Salir por salir, es tontería, me parece que es lo que piensa Eleonor. Ella quiere salir para ir a algún lado y el mero hecho de dar una vuelta a la manzana le sabe a poco. Quiere ir al parque, al cine, a merendar fuera de casa y, atención, al colegio. Quiere ir al colegio. Eso nos avisa de que estamos en un punto de la curva bastante descendente. Se ha aplazado un año la boda de mi prima, que tendría lugar en junio, y a Eleonor le ha dado pena, pero luego se ha acordado, con cara de pavor, de otras cosas que también pasan en junio: “¿y la fiesta de fin de curso del colegio? ¿¿Y mi cumpleaños??”. Alberto le contestó con la imitación de un papá viejo y cascado, encerrado 20 años en casa con su hija. Eleonor, sinceramente, le contestó: “no lo pillo”. Y no es que la imitación fuera mala, es que realmente no lo concibe.

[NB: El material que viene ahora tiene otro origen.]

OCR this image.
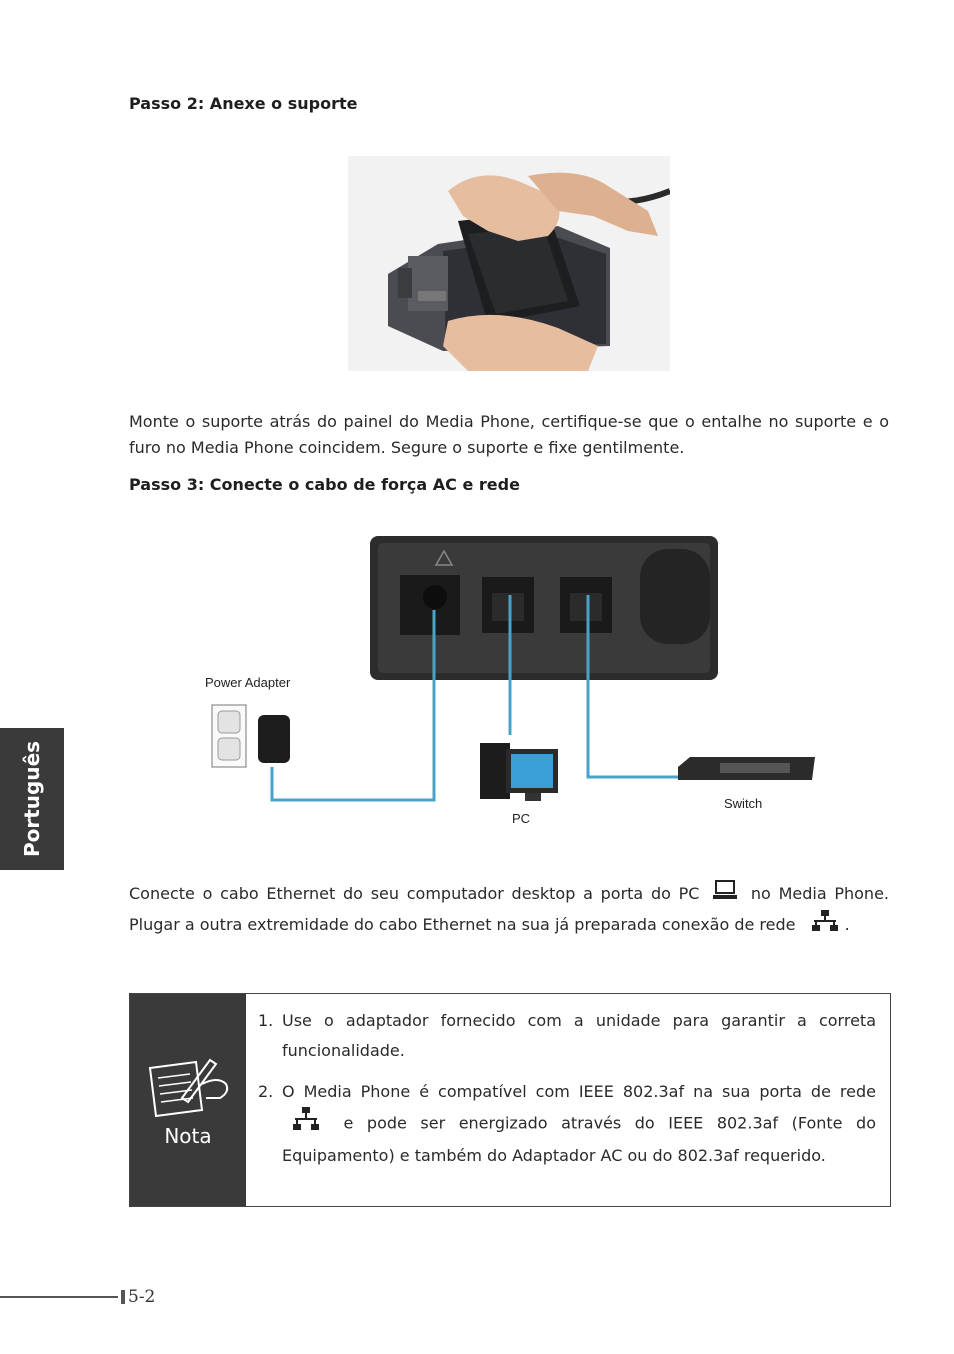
Português
Passo 2: Anexe o suporte
Monte o suporte atrás do painel do Media Phone, certifique-se que o entalhe no suporte e o furo no Media Phone coincidem. Segure o suporte e fixe gentilmente.
Passo 3: Conecte o cabo de força AC e rede
Power Adapter
PC
Switch
Conecte o cabo Ethernet do seu computador desktop a porta do PC	no Media Phone. Plugar a outra extremidade do cabo Ethernet na sua já preparada conexão de rede	.
Nota
1. Use o adaptador fornecido com a unidade para garantir a correta funcionalidade.
2. O Media Phone é compatível com IEEE 802.3af na sua porta de rede  e pode ser energizado através do IEEE 802.3af (Fonte do Equipamento) e também do Adaptador AC ou do 802.3af requerido.
5-2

La imitación de Alberto me devolvió al inicio de todo esto, a cómo me imagino de vieja: si llegaré a serlo, dónde y cómo viviremos, cuántos pelos me quedarán en la cabeza (sospecho que pocos) y si me dejarán tener un tocadiscos en el que poner, al menos, mi disco favorito. Igual la vejez es el lugar ese en el que solo puedes escuchar un único disco, como la maldita isla desierta por la que siempre te preguntan. No sé, al final me veo un poco como los dos hombres fugados, saltando por la ventana a escondidas, procurando llegar al bar antes de que me pille la enfermera, pidiéndome un licor café, que si mata las penas, seguro que también los virus.
El coronavirus ha dado positivo en 200.210 personas en España. En Europa son 1.144.071 y en el mundo, 2.245.872.